Les confessions du chanteur Pape Diouf
Nouveau style, nouvel univers, nouvel album, nouveau label… C’est avec entrain que Pape Diouf a amorcé un nouveau tournant dans sa carrière. Avec «Far West Africa», il matérialise ainsi son premier projet, après son départ de Prince Arts. Il nous en parle dans cet entretien, entre autres confessions…
Vous venez de lancer sur le marché international votre nouvel album « Far West Africa». Qu’est- ce qui a motivé le choix du titre et quel sens lui donnez-vous ?
Ce titre «Far-West Africa» est choisi pour imager la place de l’Afrique dans le monde. Sorte de jungle où plusieurs cultures se retrouvent, l’Afrique doit se montrer conquérante et résistante. «Far-West Africa» est donc un cercle d’images qui nous rappellent les anciens films de Western, mais également, la position géographique de mon pays qui se trouve à l’extrémité Ouest du continent africain. Il s’agit ainsi de montrer une autre position que nous occupons dans le monde. Une manière pour moi de dire aux jeunes qui constituent l’avenir, de se lever et de s’unir, pour exploiter toutes nos ressources et potentialités. Ainsi, nous pourrons faire développer notre chère Afrique.

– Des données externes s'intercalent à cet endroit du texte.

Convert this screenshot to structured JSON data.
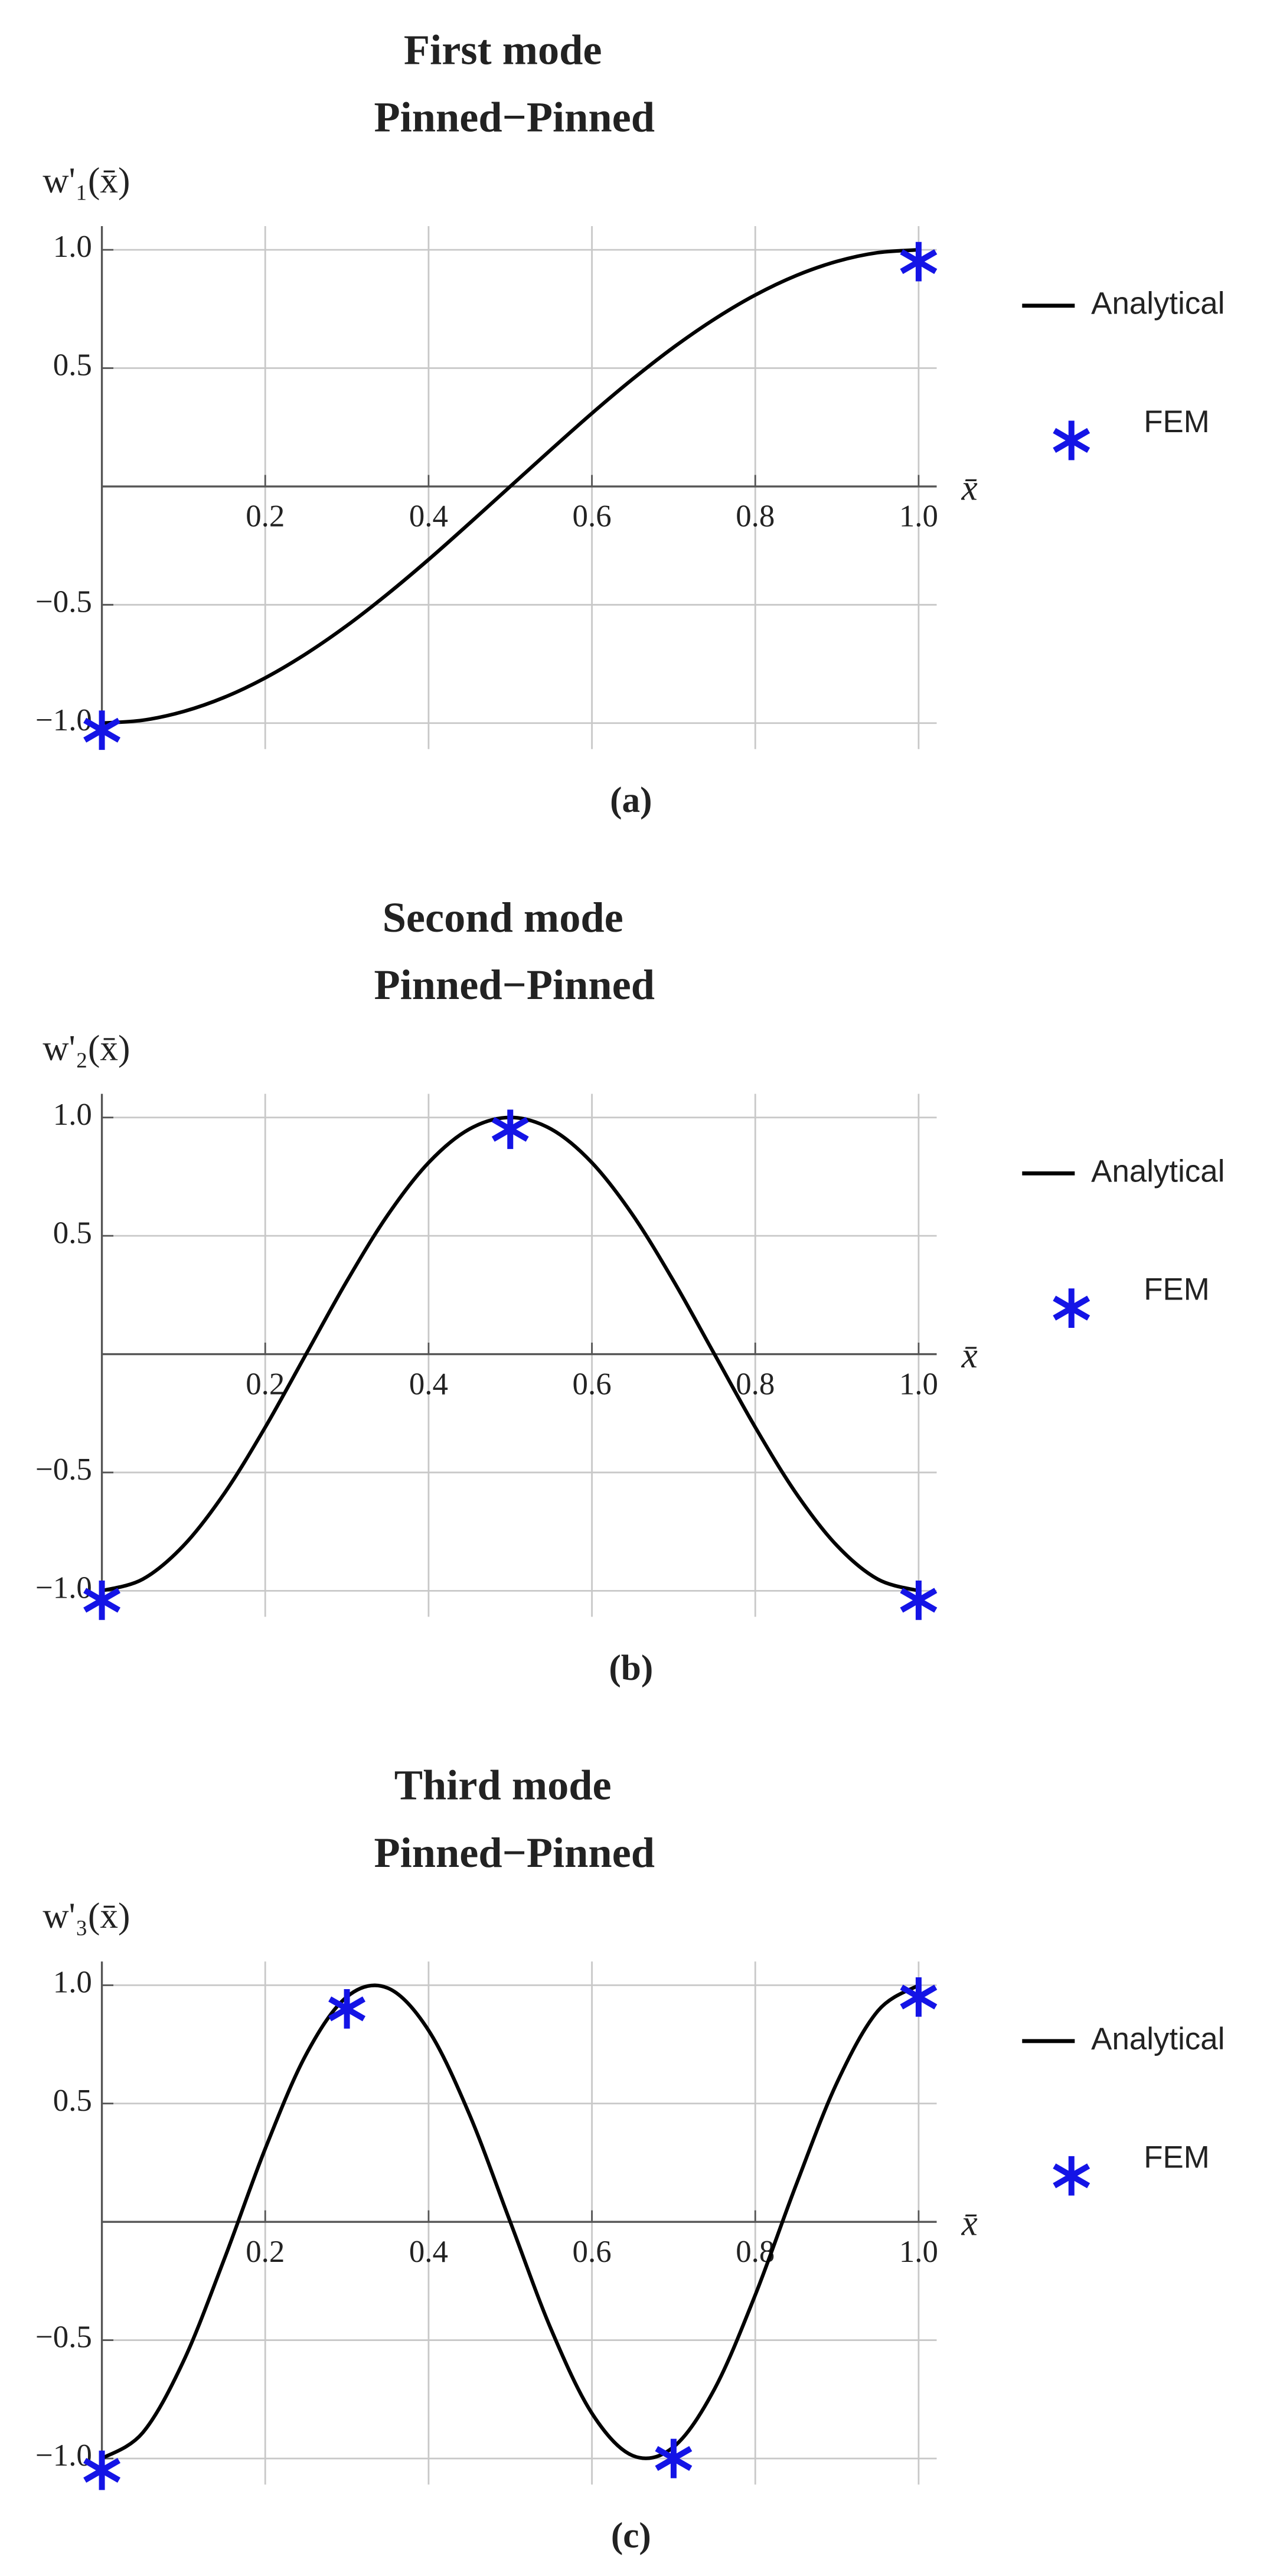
{
  "chart_data": [
    {
      "type": "line",
      "title": "First mode",
      "subtitle": "Pinned−Pinned",
      "y_label": "w'₁(x̄)",
      "x_label": "x̄",
      "caption": "(a)",
      "xlim": [
        0,
        1.022
      ],
      "ylim": [
        -1.11,
        1.1
      ],
      "xticks": [
        0.2,
        0.4,
        0.6,
        0.8,
        {
          "value": 1,
          "label": "1.0"
        }
      ],
      "yticks": [
        {
          "value": -1,
          "label": "−1.0"
        },
        {
          "value": -0.5,
          "label": "−0.5"
        },
        0.5,
        {
          "value": 1,
          "label": "1.0"
        }
      ],
      "grid": true,
      "legend": "right",
      "series": [
        {
          "name": "Analytical",
          "type": "line",
          "color": "#000000",
          "x": [
            0,
            0.05,
            0.1,
            0.15,
            0.2,
            0.25,
            0.3,
            0.35,
            0.4,
            0.45,
            0.5,
            0.55,
            0.6,
            0.65,
            0.7,
            0.75,
            0.8,
            0.85,
            0.9,
            0.95,
            1
          ],
          "values": [
            -1,
            -0.988,
            -0.951,
            -0.891,
            -0.809,
            -0.707,
            -0.588,
            -0.454,
            -0.309,
            -0.156,
            0,
            0.156,
            0.309,
            0.454,
            0.588,
            0.707,
            0.809,
            0.891,
            0.951,
            0.988,
            1
          ]
        },
        {
          "name": "FEM",
          "type": "scatter",
          "color": "#1414e6",
          "x": [
            0,
            1
          ],
          "values": [
            -1.03,
            0.95
          ]
        }
      ]
    },
    {
      "type": "line",
      "title": "Second mode",
      "subtitle": "Pinned−Pinned",
      "y_label": "w'₂(x̄)",
      "x_label": "x̄",
      "caption": "(b)",
      "xlim": [
        0,
        1.022
      ],
      "ylim": [
        -1.11,
        1.1
      ],
      "xticks": [
        0.2,
        0.4,
        0.6,
        0.8,
        {
          "value": 1,
          "label": "1.0"
        }
      ],
      "yticks": [
        {
          "value": -1,
          "label": "−1.0"
        },
        {
          "value": -0.5,
          "label": "−0.5"
        },
        0.5,
        {
          "value": 1,
          "label": "1.0"
        }
      ],
      "grid": true,
      "legend": "right",
      "series": [
        {
          "name": "Analytical",
          "type": "line",
          "color": "#000000",
          "x": [
            0,
            0.05,
            0.1,
            0.15,
            0.2,
            0.25,
            0.3,
            0.35,
            0.4,
            0.45,
            0.5,
            0.55,
            0.6,
            0.65,
            0.7,
            0.75,
            0.8,
            0.85,
            0.9,
            0.95,
            1
          ],
          "values": [
            -1,
            -0.951,
            -0.809,
            -0.588,
            -0.309,
            0,
            0.309,
            0.588,
            0.809,
            0.951,
            1,
            0.951,
            0.809,
            0.588,
            0.309,
            0,
            -0.309,
            -0.588,
            -0.809,
            -0.951,
            -1
          ]
        },
        {
          "name": "FEM",
          "type": "scatter",
          "color": "#1414e6",
          "x": [
            0,
            0.5,
            1
          ],
          "values": [
            -1.04,
            0.95,
            -1.04
          ]
        }
      ]
    },
    {
      "type": "line",
      "title": "Third mode",
      "subtitle": "Pinned−Pinned",
      "y_label": "w'₃(x̄)",
      "x_label": "x̄",
      "caption": "(c)",
      "xlim": [
        0,
        1.022
      ],
      "ylim": [
        -1.11,
        1.1
      ],
      "xticks": [
        0.2,
        0.4,
        0.6,
        0.8,
        {
          "value": 1,
          "label": "1.0"
        }
      ],
      "yticks": [
        {
          "value": -1,
          "label": "−1.0"
        },
        {
          "value": -0.5,
          "label": "−0.5"
        },
        0.5,
        {
          "value": 1,
          "label": "1.0"
        }
      ],
      "grid": true,
      "legend": "right",
      "series": [
        {
          "name": "Analytical",
          "type": "line",
          "color": "#000000",
          "x": [
            0,
            0.05,
            0.1,
            0.15,
            0.2,
            0.25,
            0.3,
            0.35,
            0.4,
            0.45,
            0.5,
            0.55,
            0.6,
            0.65,
            0.7,
            0.75,
            0.8,
            0.85,
            0.9,
            0.95,
            1
          ],
          "values": [
            -1,
            -0.891,
            -0.588,
            -0.156,
            0.309,
            0.707,
            0.951,
            0.988,
            0.809,
            0.454,
            0,
            -0.454,
            -0.809,
            -0.988,
            -0.951,
            -0.707,
            -0.309,
            0.156,
            0.588,
            0.891,
            1
          ]
        },
        {
          "name": "FEM",
          "type": "scatter",
          "color": "#1414e6",
          "x": [
            0,
            0.3,
            0.7,
            1
          ],
          "values": [
            -1.05,
            0.9,
            -1.0,
            0.95
          ]
        }
      ]
    }
  ]
}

On vous découvre sous un nouveau style à l’opposé du Pape Diouf « Mbalakhman ». Pour arriver à ce résultat, la transition a-t-elle été facile ?
Le nouveau style que j’ai adopté dans cet opus, est un travail de longue haleine. La musique est universelle et il ne faut pas se fixer de limites. Plus on s’ouvre, mieux on arrive à toucher d’autres peuples. J’ai commencé par faire du «Mbalakh», c’est mon identité et c’est grâce à ce registre que je me suis fait connaître. Je pense n’avoir plus rien à prouver à ce niveau. Le défi pour moi, est d’explorer d’autres champs de la musique, sortir de ma zone de confort. Ce qu’il faut aussi savoir, c’est que le «Mbalakh» est beaucoup plus difficile à déchiffrer mais, il faut quand-même dire que la transition n’était pas évidente.

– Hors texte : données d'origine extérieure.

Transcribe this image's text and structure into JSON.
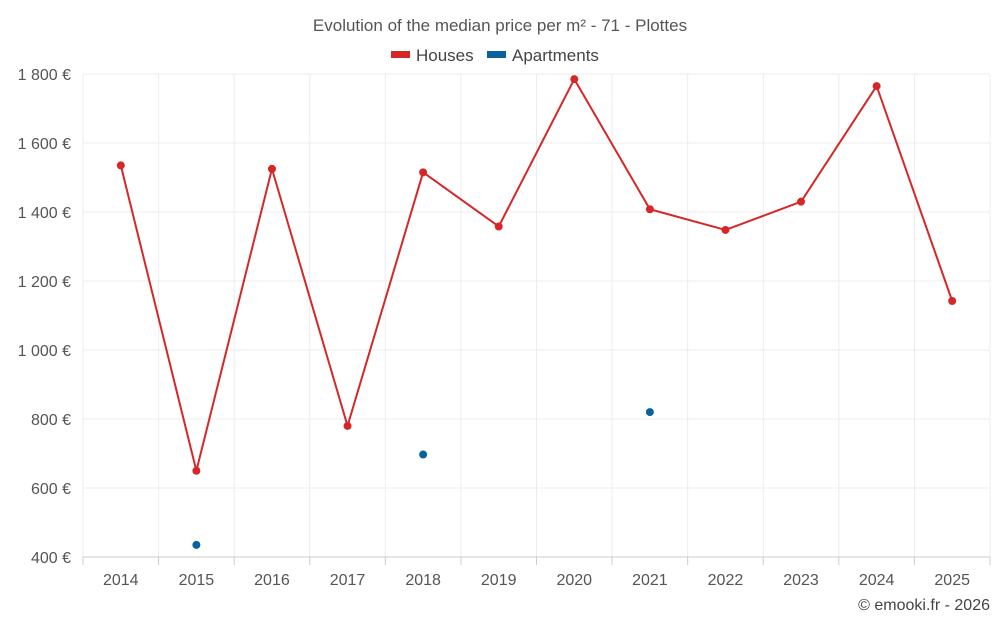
{
  "chart_data": {
    "type": "line",
    "title": "Evolution of the median price per m² - 71 - Plottes",
    "categories": [
      "2014",
      "2015",
      "2016",
      "2017",
      "2018",
      "2019",
      "2020",
      "2021",
      "2022",
      "2023",
      "2024",
      "2025"
    ],
    "series": [
      {
        "name": "Houses",
        "color": "#d62728",
        "line": true,
        "values": [
          1535,
          650,
          1525,
          780,
          1515,
          1358,
          1785,
          1408,
          1348,
          1430,
          1765,
          1142
        ]
      },
      {
        "name": "Apartments",
        "color": "#08639c",
        "line": false,
        "values": [
          null,
          435,
          null,
          null,
          697,
          null,
          null,
          820,
          null,
          null,
          null,
          null
        ]
      }
    ],
    "ylim": [
      400,
      1800
    ],
    "yticks": [
      400,
      600,
      800,
      1000,
      1200,
      1400,
      1600,
      1800
    ],
    "ytick_labels": [
      "400 €",
      "600 €",
      "800 €",
      "1 000 €",
      "1 200 €",
      "1 400 €",
      "1 600 €",
      "1 800 €"
    ],
    "xlabel": "",
    "ylabel": "",
    "grid": true,
    "legend_position": "top-center"
  },
  "credit": "© emooki.fr - 2026"
}
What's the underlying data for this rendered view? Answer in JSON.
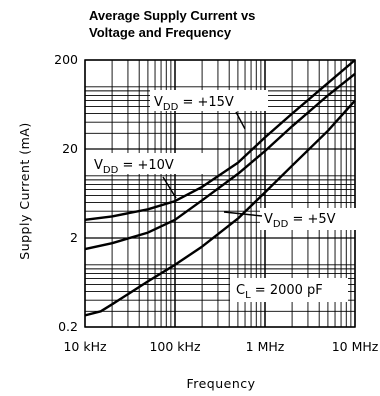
{
  "chart_data": {
    "type": "line",
    "title_line1": "Average Supply Current vs",
    "title_line2": "Voltage and Frequency",
    "xlabel": "Frequency",
    "ylabel": "Supply Current (mA)",
    "xscale": "log",
    "yscale": "log",
    "xlim": [
      10000,
      10000000
    ],
    "ylim": [
      0.2,
      200
    ],
    "grid": true,
    "x_ticks": [
      {
        "value": 10000,
        "label": "10 kHz"
      },
      {
        "value": 100000,
        "label": "100 kHz"
      },
      {
        "value": 1000000,
        "label": "1 MHz"
      },
      {
        "value": 10000000,
        "label": "10 MHz"
      }
    ],
    "y_ticks": [
      {
        "value": 0.2,
        "label": "0.2"
      },
      {
        "value": 2,
        "label": "2"
      },
      {
        "value": 20,
        "label": "20"
      },
      {
        "value": 200,
        "label": "200"
      }
    ],
    "series": [
      {
        "name": "VDD = +15V",
        "label_main": "V",
        "label_sub": "DD",
        "label_rest": " = +15V",
        "x": [
          10000,
          20000,
          50000,
          100000,
          200000,
          500000,
          1000000,
          2000000,
          5000000,
          10000000
        ],
        "y": [
          3.2,
          3.5,
          4.2,
          5.2,
          7.5,
          14,
          27,
          50,
          110,
          210
        ]
      },
      {
        "name": "VDD = +10V",
        "label_main": "V",
        "label_sub": "DD",
        "label_rest": " = +10V",
        "x": [
          10000,
          20000,
          50000,
          100000,
          200000,
          500000,
          1000000,
          2000000,
          5000000,
          10000000
        ],
        "y": [
          1.5,
          1.75,
          2.3,
          3.2,
          5.3,
          10.5,
          19,
          36,
          80,
          140
        ]
      },
      {
        "name": "VDD = +5V",
        "label_main": "V",
        "label_sub": "DD",
        "label_rest": " = +5V",
        "x": [
          10000,
          15000,
          20000,
          50000,
          100000,
          200000,
          500000,
          1000000,
          2000000,
          5000000,
          10000000
        ],
        "y": [
          0.27,
          0.3,
          0.36,
          0.65,
          1.0,
          1.6,
          3.3,
          6.5,
          13,
          32,
          70
        ]
      }
    ],
    "annotation": {
      "main": "C",
      "sub": "L",
      "rest": " =  2000 pF"
    }
  }
}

Quelle place le « Mbalakh » qui vous a propulsé au-devant de la scène va-t-il occuper dorénavant dans votre carrière ?
Comme je le disais tantôt, le «Mbalakh» est mon genre de prédilection. J’ai grandi avec ça et je suis devenu le Pape Diouf que tout le monde connaît grâce à cela. Donc, c’est évident que je ne vais pas du jour au lendemain, l’exclure de ma carrière. Il y reste et va continuer à occuper une grande part. A travers le «Mbalakh», je revendique non seulement ma «Sénégalité» mais aussi, ma culture.
Dans cet opus, vous avez beaucoup collaboré avec des artistes de renom de la trempe d’Ina Modja, Fally Ipupa, Jacob Desvarieux. Comment le «link» s’est-il opéré entre vous ?
Toutes ces collaborations ont pu se faire par le biais de Tokotsho, un ami, un producteur avec qui j’avais dans un premier temps, démarré ce projet d’album international, à travers son label «K-Prod». C’est lui qui avait facilité le link entre ces artistes de renom et moi. Je les remercie tous, autant qu’ils sont, pour la confiance. En plus des titres, «Tu m’as oublié», «Paris-Dakar», «Tente ta chance» et «Irremplaçable», j’ai fait «Elle est à moi» en featuring avec Fally Ipupa, «Far-West Africa» avec Inna Modja, «La dernière fois» avec Awa Imani, «Engeulé» avec S-pri noir, «Il n’y a que l’eau» avec Jacob Desvarieux, «Minguis Cii iyo» avec Moums, «Dis Wallah» avec Soralé et «Ça vient de l’Afrique» avec Gilles Guillot. Quelqu’un comme Jacob Desvarieux, cela a été un réel plaisir de travailler avec lui. Enfant, lorsqu’il venait avec son groupe, «Kassav», donner des concerts ici, je faisais tout pour me procurer un billet et aller les regarder. Lorsqu’on lui a proposé la collaboration avec moi, il n’a pas hésité non plus, car comme il l’a dit, il a une histoire avec le Sénégal. Fally Ipupa, ainsi qu’Inna Modja et Awa Imani sont des artistes que je respecte énormément, ils ont répondu avec un grand cœur à mon appel. Tout comme S-pri noir, qui est en train de faire son trou dans le Rap français. Mouns est quant à lui, de la nouvelle génération qui fait de l’Afro-Trap en France et il cartonne. C’est un Soninké d’origine et il avait été marqué par mon album «Partira». Depuis, il suit ce que je fais. Aujourd’hui, c’est moi qui suis devenu son idole. Il fait de belles choses qui me touchent. «Soralé» aussi qui est de la famille de feu Doudou Ndiaye Coumba Rose qui a porté haut le flambeau de la culture sénégalaise. C’est une fierté pour moi de travailler avec ce groupe.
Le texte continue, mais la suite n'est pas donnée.